Tim Foster wrote:
> On Thu, 2008-10-09 at 22:40 -0700, Alex Peng wrote:
>> Is it fun to have autocomplete in zpool or zfs command?
>>
>> For instance -
>>
>>     "zfs cr 'Tab key' " will become "zfs create"
>>     "zfs clone 'Tab key' " will show me the available snapshots
>>     "zfs set 'Tab key' " will show me the available properties, then "zfs 
>> set com 'Tab key'" will become "zfs set compression=",  another 'Tab key' 
>> here would show me "on/off/lzjb/gzip/gzip-[1-9]"
>>     ......
> 
> Mark Musante already wrote a bash autocomplete script:
> http://www.sun.com/bigadmin/scripts/sunScripts/zfs_completion.bash.txt
> 
> Cyril Plisko has a tcsh autocomplete script:
> http://unixconsult.org/zfs_tcsh_completion
> 
>  - a ksh93 one would be nice if anyone knows of one?
> 
> I'm not sure baking this support into the zfs utilities is the right way
> to go. None of the other Solaris commands do this sort of
> auto-completion, do they?

Not only is it not the "right way" it actually isn't possible.  The 
program that is running at the time is the users shell there is no ZFS 
code running at the point the user hits the TAB key and depending on 
what they press after TAB there might never be any ZFS code run.

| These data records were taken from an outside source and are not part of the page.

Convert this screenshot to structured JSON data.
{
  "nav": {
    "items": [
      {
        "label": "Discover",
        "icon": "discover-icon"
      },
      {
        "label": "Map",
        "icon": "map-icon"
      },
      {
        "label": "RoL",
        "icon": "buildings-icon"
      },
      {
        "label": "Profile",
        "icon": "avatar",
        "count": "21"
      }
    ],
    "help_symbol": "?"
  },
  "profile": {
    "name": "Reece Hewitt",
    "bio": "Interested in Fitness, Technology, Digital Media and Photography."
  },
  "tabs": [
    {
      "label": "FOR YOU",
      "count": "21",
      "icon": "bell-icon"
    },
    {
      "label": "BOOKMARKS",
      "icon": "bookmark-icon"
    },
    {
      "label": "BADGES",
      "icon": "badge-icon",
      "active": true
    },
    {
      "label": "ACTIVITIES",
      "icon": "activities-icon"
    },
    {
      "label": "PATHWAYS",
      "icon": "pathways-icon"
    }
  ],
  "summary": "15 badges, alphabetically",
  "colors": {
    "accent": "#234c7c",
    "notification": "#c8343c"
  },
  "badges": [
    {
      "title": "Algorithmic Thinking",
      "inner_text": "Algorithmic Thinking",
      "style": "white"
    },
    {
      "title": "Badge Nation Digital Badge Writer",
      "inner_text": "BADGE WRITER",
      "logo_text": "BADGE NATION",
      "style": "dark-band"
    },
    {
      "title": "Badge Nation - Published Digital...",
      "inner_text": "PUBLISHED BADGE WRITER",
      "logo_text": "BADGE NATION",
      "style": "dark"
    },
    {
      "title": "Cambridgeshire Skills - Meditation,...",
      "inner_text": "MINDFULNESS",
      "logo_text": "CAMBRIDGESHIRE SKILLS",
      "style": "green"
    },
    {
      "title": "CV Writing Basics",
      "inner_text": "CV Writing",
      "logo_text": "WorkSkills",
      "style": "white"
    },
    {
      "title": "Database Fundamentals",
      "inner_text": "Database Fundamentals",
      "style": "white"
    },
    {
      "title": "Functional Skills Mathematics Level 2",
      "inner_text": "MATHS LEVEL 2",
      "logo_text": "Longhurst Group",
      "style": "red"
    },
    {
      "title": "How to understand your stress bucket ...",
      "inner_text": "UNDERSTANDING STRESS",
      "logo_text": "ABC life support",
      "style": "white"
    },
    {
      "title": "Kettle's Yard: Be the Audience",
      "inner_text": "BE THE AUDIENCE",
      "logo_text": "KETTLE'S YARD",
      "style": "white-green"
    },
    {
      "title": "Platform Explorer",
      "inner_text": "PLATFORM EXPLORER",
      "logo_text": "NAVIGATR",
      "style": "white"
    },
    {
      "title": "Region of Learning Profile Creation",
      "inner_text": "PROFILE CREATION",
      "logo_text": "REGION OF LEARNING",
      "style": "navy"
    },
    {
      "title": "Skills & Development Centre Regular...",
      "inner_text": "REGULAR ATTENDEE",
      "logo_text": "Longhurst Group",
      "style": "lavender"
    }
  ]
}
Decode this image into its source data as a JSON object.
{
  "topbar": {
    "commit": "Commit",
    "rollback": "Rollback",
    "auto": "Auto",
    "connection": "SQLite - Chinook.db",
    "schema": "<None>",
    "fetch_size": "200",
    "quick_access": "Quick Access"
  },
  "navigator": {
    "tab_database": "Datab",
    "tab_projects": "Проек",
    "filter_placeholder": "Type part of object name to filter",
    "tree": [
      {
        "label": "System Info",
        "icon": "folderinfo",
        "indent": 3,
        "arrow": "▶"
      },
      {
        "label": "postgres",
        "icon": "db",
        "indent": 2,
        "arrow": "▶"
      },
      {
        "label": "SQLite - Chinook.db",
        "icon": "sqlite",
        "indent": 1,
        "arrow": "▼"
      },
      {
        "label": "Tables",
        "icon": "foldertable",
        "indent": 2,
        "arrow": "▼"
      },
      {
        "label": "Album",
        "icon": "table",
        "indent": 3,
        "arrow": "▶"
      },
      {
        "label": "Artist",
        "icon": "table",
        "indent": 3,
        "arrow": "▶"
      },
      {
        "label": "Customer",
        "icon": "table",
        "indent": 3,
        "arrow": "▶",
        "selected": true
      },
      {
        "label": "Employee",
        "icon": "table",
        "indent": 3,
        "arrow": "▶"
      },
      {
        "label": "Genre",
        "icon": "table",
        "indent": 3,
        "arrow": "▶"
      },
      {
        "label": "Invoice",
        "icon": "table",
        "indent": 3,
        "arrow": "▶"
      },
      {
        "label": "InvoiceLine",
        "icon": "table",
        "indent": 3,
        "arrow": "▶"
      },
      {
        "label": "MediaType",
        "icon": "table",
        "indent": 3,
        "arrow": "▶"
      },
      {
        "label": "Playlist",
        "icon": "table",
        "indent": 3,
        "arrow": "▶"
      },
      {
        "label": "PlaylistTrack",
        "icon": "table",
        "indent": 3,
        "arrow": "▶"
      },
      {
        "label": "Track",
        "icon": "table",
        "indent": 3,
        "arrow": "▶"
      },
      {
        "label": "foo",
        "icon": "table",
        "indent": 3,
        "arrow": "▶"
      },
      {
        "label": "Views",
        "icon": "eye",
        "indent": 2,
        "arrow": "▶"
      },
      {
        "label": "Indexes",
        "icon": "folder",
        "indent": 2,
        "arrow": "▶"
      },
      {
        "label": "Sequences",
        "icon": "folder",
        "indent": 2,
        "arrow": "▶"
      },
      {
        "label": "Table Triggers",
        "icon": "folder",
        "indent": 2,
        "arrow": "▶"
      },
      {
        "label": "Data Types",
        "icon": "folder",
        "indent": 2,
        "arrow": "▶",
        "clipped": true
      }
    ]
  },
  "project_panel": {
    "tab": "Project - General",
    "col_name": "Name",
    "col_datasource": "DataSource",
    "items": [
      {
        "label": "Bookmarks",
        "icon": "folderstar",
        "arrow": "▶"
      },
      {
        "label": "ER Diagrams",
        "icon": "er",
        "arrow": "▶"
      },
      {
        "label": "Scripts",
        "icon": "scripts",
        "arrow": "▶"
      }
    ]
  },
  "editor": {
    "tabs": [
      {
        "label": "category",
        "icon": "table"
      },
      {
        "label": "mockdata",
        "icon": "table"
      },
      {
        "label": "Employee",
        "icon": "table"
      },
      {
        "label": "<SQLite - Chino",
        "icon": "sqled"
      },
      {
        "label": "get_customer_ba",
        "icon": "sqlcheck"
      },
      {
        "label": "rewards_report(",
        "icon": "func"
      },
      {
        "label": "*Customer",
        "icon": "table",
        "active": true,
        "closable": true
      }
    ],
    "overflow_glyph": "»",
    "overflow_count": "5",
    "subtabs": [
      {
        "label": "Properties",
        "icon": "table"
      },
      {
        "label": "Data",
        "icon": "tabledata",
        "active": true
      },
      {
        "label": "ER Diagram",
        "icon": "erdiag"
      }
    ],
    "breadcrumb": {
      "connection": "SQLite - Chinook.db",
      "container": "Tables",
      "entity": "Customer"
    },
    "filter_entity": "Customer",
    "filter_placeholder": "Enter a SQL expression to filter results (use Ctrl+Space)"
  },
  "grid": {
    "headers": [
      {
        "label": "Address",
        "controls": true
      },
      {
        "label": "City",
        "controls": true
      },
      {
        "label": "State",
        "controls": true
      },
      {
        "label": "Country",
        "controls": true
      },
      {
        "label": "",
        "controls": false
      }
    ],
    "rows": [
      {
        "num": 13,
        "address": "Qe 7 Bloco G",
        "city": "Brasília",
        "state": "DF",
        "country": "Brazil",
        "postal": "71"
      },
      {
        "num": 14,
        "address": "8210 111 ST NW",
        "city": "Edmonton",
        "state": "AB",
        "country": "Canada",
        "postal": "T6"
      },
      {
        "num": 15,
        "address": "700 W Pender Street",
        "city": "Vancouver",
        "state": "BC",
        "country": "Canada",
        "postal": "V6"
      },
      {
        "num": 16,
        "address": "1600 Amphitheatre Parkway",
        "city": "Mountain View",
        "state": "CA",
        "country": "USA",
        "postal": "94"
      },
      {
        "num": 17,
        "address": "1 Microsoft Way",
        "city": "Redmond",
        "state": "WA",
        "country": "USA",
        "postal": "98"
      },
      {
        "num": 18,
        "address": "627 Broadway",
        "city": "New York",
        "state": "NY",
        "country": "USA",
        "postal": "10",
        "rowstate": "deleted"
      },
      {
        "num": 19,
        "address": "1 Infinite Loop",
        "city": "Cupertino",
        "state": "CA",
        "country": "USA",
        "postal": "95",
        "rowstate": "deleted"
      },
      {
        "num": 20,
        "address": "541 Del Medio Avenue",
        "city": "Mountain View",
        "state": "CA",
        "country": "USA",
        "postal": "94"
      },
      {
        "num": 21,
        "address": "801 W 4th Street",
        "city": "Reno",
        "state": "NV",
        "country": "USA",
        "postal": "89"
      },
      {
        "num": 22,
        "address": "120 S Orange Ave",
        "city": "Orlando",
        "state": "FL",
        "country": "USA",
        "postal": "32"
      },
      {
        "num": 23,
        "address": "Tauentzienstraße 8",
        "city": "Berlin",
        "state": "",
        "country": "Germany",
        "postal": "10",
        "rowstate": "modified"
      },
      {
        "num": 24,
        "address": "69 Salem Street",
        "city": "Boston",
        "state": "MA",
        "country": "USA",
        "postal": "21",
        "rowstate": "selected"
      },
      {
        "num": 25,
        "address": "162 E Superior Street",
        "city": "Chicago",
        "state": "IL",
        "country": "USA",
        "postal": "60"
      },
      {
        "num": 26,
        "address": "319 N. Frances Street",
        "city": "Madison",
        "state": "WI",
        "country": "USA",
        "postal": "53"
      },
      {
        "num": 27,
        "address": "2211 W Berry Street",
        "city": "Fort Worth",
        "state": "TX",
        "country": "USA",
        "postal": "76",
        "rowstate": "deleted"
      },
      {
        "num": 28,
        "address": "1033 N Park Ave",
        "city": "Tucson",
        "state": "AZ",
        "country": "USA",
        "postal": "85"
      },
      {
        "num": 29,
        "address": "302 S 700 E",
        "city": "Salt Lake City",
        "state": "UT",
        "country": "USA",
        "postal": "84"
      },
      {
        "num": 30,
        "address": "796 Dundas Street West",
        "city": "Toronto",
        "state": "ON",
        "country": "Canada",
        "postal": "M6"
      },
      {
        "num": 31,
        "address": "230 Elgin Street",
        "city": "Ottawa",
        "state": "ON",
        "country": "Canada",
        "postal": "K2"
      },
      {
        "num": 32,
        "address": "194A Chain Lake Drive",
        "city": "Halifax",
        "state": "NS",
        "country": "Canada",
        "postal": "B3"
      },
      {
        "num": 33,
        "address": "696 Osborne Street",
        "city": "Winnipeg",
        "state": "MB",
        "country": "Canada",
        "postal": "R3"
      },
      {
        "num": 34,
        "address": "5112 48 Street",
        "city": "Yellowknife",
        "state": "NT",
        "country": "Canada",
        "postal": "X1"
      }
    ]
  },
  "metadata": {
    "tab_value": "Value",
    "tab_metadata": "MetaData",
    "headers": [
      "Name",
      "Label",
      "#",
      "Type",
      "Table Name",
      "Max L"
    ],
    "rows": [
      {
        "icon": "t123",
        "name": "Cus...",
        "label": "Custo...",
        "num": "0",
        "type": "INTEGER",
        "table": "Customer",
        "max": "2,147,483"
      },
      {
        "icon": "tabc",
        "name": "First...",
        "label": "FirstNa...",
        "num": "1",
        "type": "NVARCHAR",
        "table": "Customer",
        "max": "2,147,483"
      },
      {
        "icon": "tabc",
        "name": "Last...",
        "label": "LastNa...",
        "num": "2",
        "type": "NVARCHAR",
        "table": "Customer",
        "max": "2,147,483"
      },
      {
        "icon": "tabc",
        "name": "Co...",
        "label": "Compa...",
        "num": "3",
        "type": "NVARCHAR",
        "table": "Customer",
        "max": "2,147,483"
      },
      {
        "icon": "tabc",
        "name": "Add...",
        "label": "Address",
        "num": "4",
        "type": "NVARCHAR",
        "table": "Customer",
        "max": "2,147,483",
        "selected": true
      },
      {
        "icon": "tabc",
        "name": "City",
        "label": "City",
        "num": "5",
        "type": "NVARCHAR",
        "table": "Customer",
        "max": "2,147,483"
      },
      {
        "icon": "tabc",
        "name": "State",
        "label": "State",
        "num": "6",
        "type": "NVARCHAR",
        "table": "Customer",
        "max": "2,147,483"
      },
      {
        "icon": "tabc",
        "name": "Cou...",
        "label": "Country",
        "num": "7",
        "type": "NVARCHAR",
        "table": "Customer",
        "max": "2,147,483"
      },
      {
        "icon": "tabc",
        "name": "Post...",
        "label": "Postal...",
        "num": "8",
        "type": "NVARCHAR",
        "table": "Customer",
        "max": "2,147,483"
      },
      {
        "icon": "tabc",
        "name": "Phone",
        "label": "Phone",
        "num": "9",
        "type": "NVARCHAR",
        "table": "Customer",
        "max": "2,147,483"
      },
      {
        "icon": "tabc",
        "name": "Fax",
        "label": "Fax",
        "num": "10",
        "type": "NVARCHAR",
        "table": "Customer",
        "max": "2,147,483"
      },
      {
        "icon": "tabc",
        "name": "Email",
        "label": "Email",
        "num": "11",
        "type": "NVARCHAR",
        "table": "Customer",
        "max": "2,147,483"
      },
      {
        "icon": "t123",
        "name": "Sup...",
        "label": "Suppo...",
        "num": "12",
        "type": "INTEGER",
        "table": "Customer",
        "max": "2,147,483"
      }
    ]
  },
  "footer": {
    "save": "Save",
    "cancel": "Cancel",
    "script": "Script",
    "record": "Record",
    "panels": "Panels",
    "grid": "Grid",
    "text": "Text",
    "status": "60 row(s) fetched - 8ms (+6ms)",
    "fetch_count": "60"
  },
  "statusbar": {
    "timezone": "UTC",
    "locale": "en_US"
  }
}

Some Solaris commands do have things like history and the like "in" them 
but those are interactive commands:  like mdb, zonecfg etc.  The zfs 
commands don't follow that model.  For this to work for zfs the model 
would be like this:

$ zfs
zfs> list -t snapshot
.....
zfs> clone tank/[EMAIL PROTECTED] tank/bar
zfs>

But that isn't how zfs(1) works.

This is exactly the same as the age old discussion about where '*' 
expansion happens.  In UNIX systems is is the shell (unless it is 
quoted) but on MS-DOS it happened in the commands them selves.